— Увы, не могу в это поверить, но видимо, личность угаснет так постепенно и незаметно, что никто из тех, кто будет частью данного процесса, не воспримет этого болезненно. Сегодня кое-кто, может, еще пострадает чисто физически от материальных потерь в ходе общественных перемен, но через несколько десятков лет от такого рода проблем не останется и следа. — Он не чувствовал, что все его мучения — о п о с р е д о в а н н о е следствие того, как глубоко он переживает именно данный процесс. Не обязательно нечто должно всеми осознаваться, чтобы быть именно этим и ничем иным. Достаточно, чтобы к т о - т о один классифицировал определенные факты как симптомы такой перемены. Будущему историку ничего больше не требуется.
К н я г и н я: Ты, Зипулька, небось думаешь, что я пошла на компромисс: искала чего-то, что могло бы мне заменить реальную жизнь и тебя — символ этой жизни, вот и ухватилась за первый попавшийся паллиатив. Ошибаешься...
З и п е к: Вовсе я так не думал... (А именно так он и думал.)
К н я г и н я: Вот и хорошо, потому что это не так. Я не могла себе признаться, что ради твоего блага между нами все должно быть кончено, и поняла это лишь тогда, когда он заговорил. А раньше, знаешь, я, может быть, сражалась бы вместе с теми против тебя. — И вдруг она разревелась, уже вовсю. В этом плаче не было боли о невозвратном прошлом — было, скорее, наслаждение тем, что удалось подняться над трясиной падений, сомнений и искусственной веры в собственную физическую неуязвимость. — Я даже думала: если б ты убил меня в бою, это было бы так прекрасно, так прекрасно, что и вправду жаль, что этого не произошло.
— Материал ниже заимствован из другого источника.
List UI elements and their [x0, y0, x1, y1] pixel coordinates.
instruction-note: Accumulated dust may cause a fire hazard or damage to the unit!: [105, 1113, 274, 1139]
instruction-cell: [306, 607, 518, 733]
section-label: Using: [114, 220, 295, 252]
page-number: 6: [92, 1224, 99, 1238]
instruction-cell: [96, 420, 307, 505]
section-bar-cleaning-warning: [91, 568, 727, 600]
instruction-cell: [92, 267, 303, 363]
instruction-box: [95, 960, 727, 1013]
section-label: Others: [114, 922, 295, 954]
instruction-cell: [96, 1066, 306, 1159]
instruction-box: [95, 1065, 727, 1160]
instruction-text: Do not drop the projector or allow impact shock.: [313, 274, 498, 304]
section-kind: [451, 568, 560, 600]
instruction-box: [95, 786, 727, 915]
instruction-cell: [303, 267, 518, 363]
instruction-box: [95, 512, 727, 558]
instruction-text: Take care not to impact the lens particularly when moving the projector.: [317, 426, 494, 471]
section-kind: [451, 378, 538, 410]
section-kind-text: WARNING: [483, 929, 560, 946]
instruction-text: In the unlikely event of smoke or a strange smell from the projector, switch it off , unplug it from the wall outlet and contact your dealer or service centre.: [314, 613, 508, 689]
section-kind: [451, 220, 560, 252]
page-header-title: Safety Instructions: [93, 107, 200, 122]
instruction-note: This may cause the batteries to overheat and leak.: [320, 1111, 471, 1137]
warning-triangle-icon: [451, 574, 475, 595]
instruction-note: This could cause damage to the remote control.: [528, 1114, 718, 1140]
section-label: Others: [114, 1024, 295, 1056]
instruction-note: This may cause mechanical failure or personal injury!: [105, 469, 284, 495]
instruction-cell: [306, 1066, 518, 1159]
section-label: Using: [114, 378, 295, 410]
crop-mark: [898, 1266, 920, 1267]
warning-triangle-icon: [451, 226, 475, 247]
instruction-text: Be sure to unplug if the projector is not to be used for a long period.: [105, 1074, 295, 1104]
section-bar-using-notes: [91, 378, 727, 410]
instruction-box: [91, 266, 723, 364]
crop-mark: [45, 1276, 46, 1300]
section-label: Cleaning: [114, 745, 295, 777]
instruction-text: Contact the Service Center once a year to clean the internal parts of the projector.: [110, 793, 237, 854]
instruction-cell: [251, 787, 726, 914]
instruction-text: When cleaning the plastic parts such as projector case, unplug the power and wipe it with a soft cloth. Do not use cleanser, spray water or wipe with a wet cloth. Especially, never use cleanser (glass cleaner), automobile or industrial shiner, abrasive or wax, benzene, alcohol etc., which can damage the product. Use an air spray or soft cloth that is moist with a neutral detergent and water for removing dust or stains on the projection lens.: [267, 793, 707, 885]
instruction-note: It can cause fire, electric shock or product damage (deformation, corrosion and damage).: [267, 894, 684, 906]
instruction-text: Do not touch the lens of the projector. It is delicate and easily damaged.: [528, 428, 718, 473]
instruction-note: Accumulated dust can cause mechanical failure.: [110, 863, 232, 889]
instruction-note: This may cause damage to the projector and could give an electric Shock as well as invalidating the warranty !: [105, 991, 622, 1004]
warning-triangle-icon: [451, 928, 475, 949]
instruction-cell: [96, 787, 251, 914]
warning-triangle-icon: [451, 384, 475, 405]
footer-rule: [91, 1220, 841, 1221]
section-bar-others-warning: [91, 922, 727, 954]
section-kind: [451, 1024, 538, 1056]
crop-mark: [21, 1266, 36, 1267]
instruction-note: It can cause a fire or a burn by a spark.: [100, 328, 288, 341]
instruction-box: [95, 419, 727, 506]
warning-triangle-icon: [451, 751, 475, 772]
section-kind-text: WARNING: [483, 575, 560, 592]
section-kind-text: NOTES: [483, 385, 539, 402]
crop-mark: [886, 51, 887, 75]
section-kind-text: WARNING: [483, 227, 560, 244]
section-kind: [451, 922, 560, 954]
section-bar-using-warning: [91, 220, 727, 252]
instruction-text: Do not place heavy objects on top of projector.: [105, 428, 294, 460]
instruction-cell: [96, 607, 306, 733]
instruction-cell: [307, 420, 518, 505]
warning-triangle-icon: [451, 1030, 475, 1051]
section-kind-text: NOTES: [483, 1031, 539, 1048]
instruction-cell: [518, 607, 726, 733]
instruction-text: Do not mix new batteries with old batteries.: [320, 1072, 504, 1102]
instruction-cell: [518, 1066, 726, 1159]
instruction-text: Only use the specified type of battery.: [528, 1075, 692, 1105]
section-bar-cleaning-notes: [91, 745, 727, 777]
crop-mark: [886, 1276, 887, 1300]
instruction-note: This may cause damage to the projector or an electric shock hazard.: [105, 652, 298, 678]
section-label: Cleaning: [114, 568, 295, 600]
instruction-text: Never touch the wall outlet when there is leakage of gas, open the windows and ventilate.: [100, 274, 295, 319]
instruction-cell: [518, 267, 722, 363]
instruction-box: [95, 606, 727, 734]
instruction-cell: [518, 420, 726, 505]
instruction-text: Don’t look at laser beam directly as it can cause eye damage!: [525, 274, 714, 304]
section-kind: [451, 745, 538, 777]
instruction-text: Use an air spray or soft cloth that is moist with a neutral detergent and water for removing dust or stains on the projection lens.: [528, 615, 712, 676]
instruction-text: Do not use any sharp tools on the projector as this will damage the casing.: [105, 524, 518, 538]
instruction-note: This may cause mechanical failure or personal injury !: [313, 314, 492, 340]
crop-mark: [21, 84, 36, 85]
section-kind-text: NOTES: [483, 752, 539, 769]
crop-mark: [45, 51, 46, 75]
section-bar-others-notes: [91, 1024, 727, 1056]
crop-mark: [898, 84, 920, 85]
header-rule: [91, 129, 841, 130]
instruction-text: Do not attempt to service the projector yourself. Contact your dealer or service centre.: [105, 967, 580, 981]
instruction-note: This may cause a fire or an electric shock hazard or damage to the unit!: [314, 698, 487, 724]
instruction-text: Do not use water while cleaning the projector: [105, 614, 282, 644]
Генезипа скрутило от жалости. Так она еще и сражалась, бедняжка. Если б она погибла, он никогда, никогда бы себе этого не простил. Теперь, когда с него физически свалился груз любви этой монстрозной дряхловатой развалины, которая все же так чувственно хороша, только теперь он понял, как сильно ее любил (и до сих пор любит — может быть, больше, чем в самом начале их связи). В гуще эмоциональных сплетений даже появилось легкое предощущение того, чем он ей обязан, — будь у него время, он оценил бы это вполне, но прежде нужно, чтоб яд адсорбировался полностью и остались только созданные им антитела. Понимание пришло на фоне следующей подлой мысли: «Что было бы, если б в ее лице у меня не было антидота против той? Разве дело обошлось бы столь относительно малыми жертвами: один полковник, приступ безумия, ну и — всего лишь «бесплодные усилия любви»? Генезип с наслаждением страдал, глядя на зареванное лицо Ирины Всеволодовны. Все так приятно облагородилось, и княгиня была одним из элементов общей перемены. Элиза стала утешать ее — вяло, зато довольно успешно. Скоро княгиня уже улыбалась сквозь слезы, и была она столь прекрасна в этом смешении радости и страдания, что Генезипа так и затрясло от странных ощущений, которые вот-вот могли перерасти в состояние решительно и однозначно половое.
Но тут явилась родня: мать, Михальский, Лилиана и Стурфан Абноль. Начались типичные семейные нежности. Лилиана всматривалась в Зипека всезнающими глазами. В ней он был уверен — это было адски приятно. Он чувствовал, что сестра любит его — может, даже больше, чем те две женщины, и был дико доволен, что ей принадлежит его тайна, о которой никогда не узнает Абноль. А вдобавок мать... только теперь он достиг вершины счастья. Совершенное преступление соединялось с этим клубком женских чувств вокруг него в гармоническое, необходимое целое — оно было условием неких комбинаций с Лилианой и Элизой, без которых счастье не было бы столь полным, почти абсолютным. Для угрызений совести просто не было места. (Может, если б он ближе знал несчастного Вемборека, может быть... но так? — даже угрызений совести нельзя требовать от того, кто без причины убил кого-то через минуту после «знакомства». Нонсенс. Мало кому доводилось пережить такое, и большинство не в состоянии этого надлежаще осмыслить.) А тут еще свежий приказ по училищу, который только что принесли: Генезип был уже офицером, причем боевым, правда, в бою он никем не командовал, да и была это всего лишь паршивая городская перестрелка — ну, да и то хорошо. В приказе говорилось, что хотя от мятежа Синдиката до присвоения званий оставалась целая неделя, однако, поскольку неделя эта должна была быть отведена тактическим занятиям, день боя зачтен как достаточное испытание, и все курсанты произведены в подпоручики, то есть в «komiety», как любил по-русски называть этот чин Вождь. Даже унижение из-за Перси полностью ресорбировалось в шербет счастья, которого Зипка от души дерябнул всеми присосками своей новой бредовой личности.